Siempre sereno a pesar del sufrimiento

Una tarde, simplemente dejando el hospital, he colocado mi mano sobre la cabeza de Stéfan que estaba durmiendo. Había perdido todos sus cabellos, yo lo llamaba “mi coquito”. He dicho bien simplemente en mi corazón: “Stéfan, ese Jesús de paz y de sueño que está en ti, transfiérelo sobre papá y mamá para que podamos recuperar.” Y a partir de ese momento hemos pasado buenas noches. Fue una de las grandes gracias que hemos recibido durante esta prueba.

Stéfan estaba completamente abandonado en el Padre. Sufría en silencio. No se quejaba nunca. Su joven cuerpo estaba molido por la enfermedad, pero su rostro permanecía intacto. Él sabía que Jesús iba a liberarlo.

El 5 de setiembre de 1986, Stéfan sufría mucho, tanto que su rostro estaba como cera. Él ha logrado sentarse en su cama, me ha tomado por el cuello y me ha dicho: “Papá, me siento super mal”. Me he sentido derretirme al lado suyo y las solas palabras que fui capaz de decir son: “Amor y Gloria a la Trinidad por el Corazón Eucarístico de Jesús”. Y a ese momento, él ha aflojado sus brazos y se ha acostado en su cama sobre la espalda, las manos juntas.

Los médicos nos han dicho que ello llegaba a su fin, lo sentíamos, pues Stéfan no estaba más con nosotros. Presentíamos que él estaba ya en contacto con su Jesús, y extrañamente, con Madre Juliana. Además, ella nos ha dicho que ella había comenzado a sentir la llamada de Stéfan a la hora de la cena y que se hizo tan fuerte que ella ha pedido de venir al hospital. Cuando ella ha llegado, se acercó de la cama y ha dicho: “Stéfan, es Madre Juliana”. Él le ha sonreído y ha logrado decir: “si”. Ella ha continuado: “Stéfan, en el nombre de Jesús, vengo a liberarte de tus sufrimientos”. Y Jesús vino a buscarlo en un gesto de paz, de amor, de humildad. Stéfan rindió su último suspiro en los brazos de su gran amiga y en compañía de todos aquellos y aquellas que lo amaban.
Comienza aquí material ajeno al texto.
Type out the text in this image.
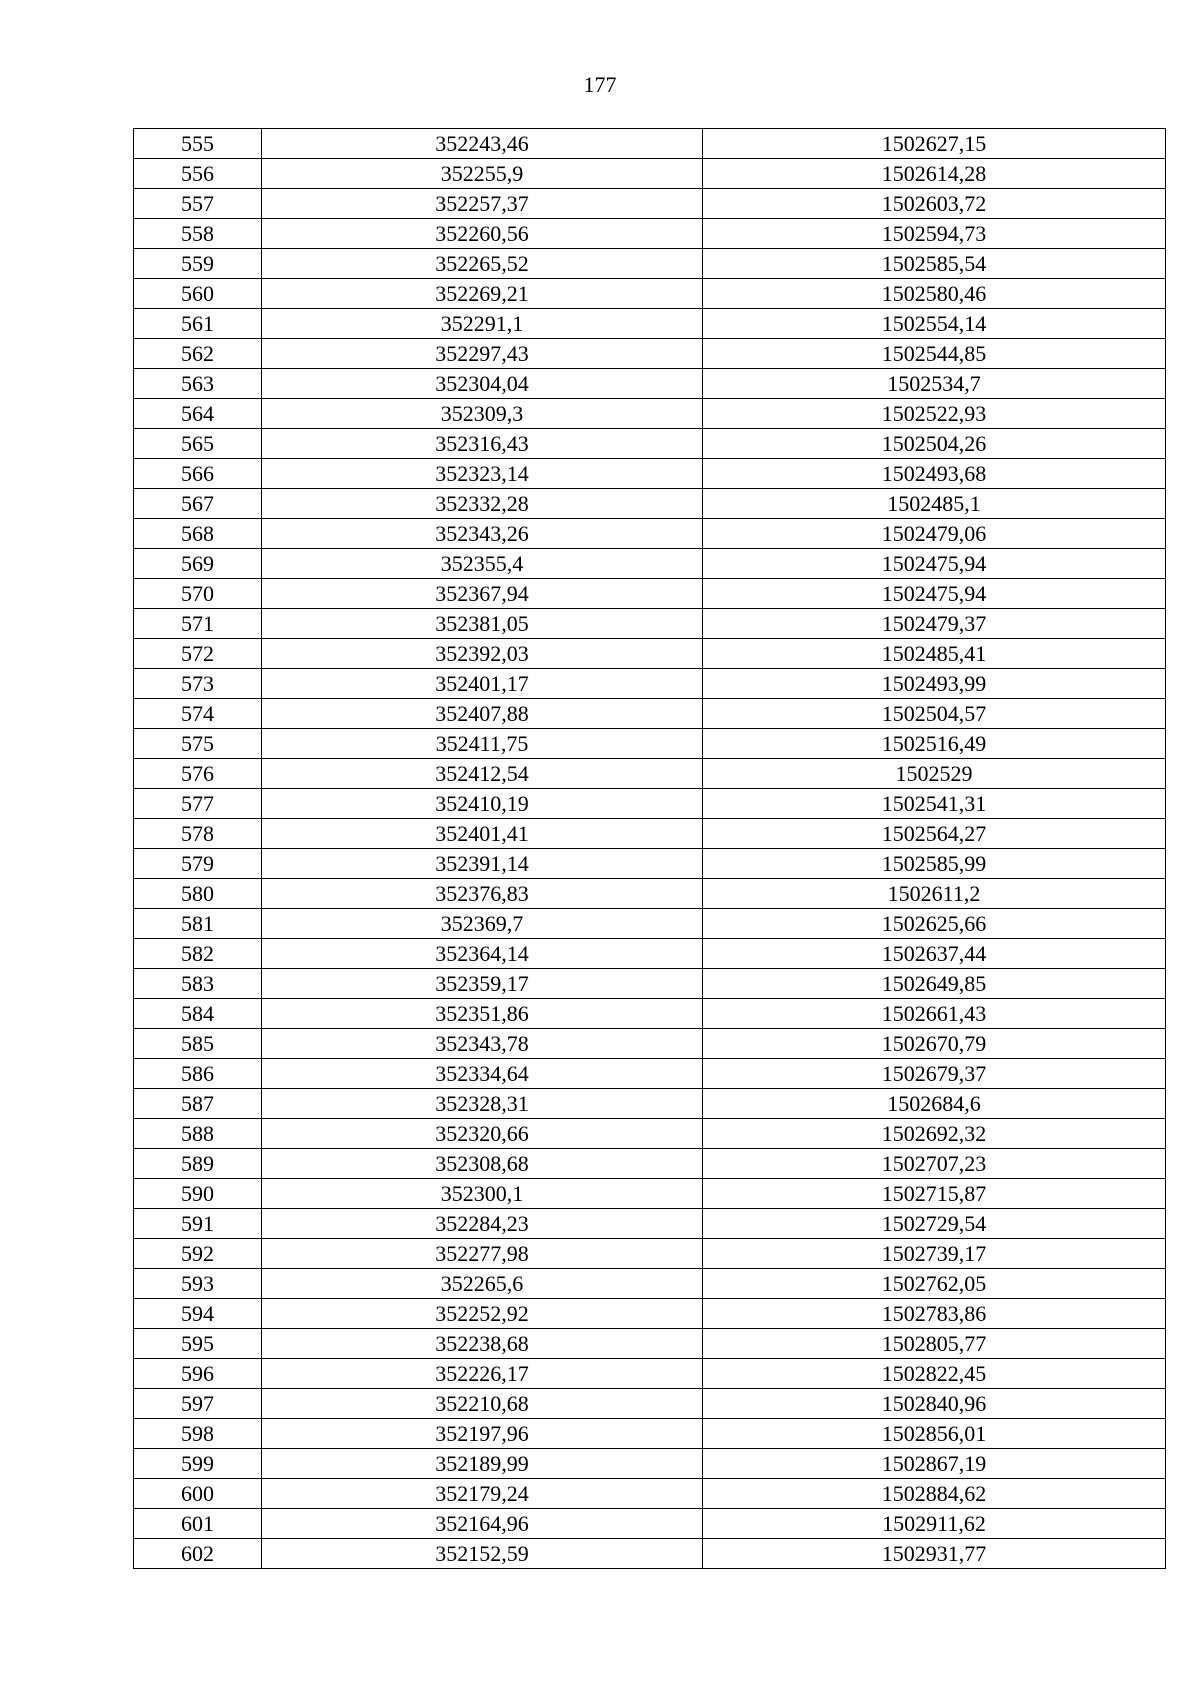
177
555	352243,46	1502627,15
556	352255,9	1502614,28
557	352257,37	1502603,72
558	352260,56	1502594,73
559	352265,52	1502585,54
560	352269,21	1502580,46
561	352291,1	1502554,14
562	352297,43	1502544,85
563	352304,04	1502534,7
564	352309,3	1502522,93
565	352316,43	1502504,26
566	352323,14	1502493,68
567	352332,28	1502485,1
568	352343,26	1502479,06
569	352355,4	1502475,94
570	352367,94	1502475,94
571	352381,05	1502479,37
572	352392,03	1502485,41
573	352401,17	1502493,99
574	352407,88	1502504,57
575	352411,75	1502516,49
576	352412,54	1502529
577	352410,19	1502541,31
578	352401,41	1502564,27
579	352391,14	1502585,99
580	352376,83	1502611,2
581	352369,7	1502625,66
582	352364,14	1502637,44
583	352359,17	1502649,85
584	352351,86	1502661,43
585	352343,78	1502670,79
586	352334,64	1502679,37
587	352328,31	1502684,6
588	352320,66	1502692,32
589	352308,68	1502707,23
590	352300,1	1502715,87
591	352284,23	1502729,54
592	352277,98	1502739,17
593	352265,6	1502762,05
594	352252,92	1502783,86
595	352238,68	1502805,77
596	352226,17	1502822,45
597	352210,68	1502840,96
598	352197,96	1502856,01
599	352189,99	1502867,19
600	352179,24	1502884,62
601	352164,96	1502911,62
602	352152,59	1502931,77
Y yo, he dicho : « Amor y Gloria a la Trinidad por el Corazón Eucarístico de Jesús ». Su rostro se volvió radiante y nos ha dejado en herencia la sonrisa del amor. Su rostro, tan crispado por el sufrimiento, llegó a ser tan hermoso. Para nosotros, Stéfan había llegado a ser un hijo de la luz.

Ahora, sabemos que Stéfan nos acompaña y a pesar de nuestra pena siempre presente, sacamos de él y por su intercesión las fuerzas que nos permiten de comprometernos con los jóvenes. La experiencia de su partida nos ha enseñado a abandonarnos a la voluntad del Padre, a hacerle confianza.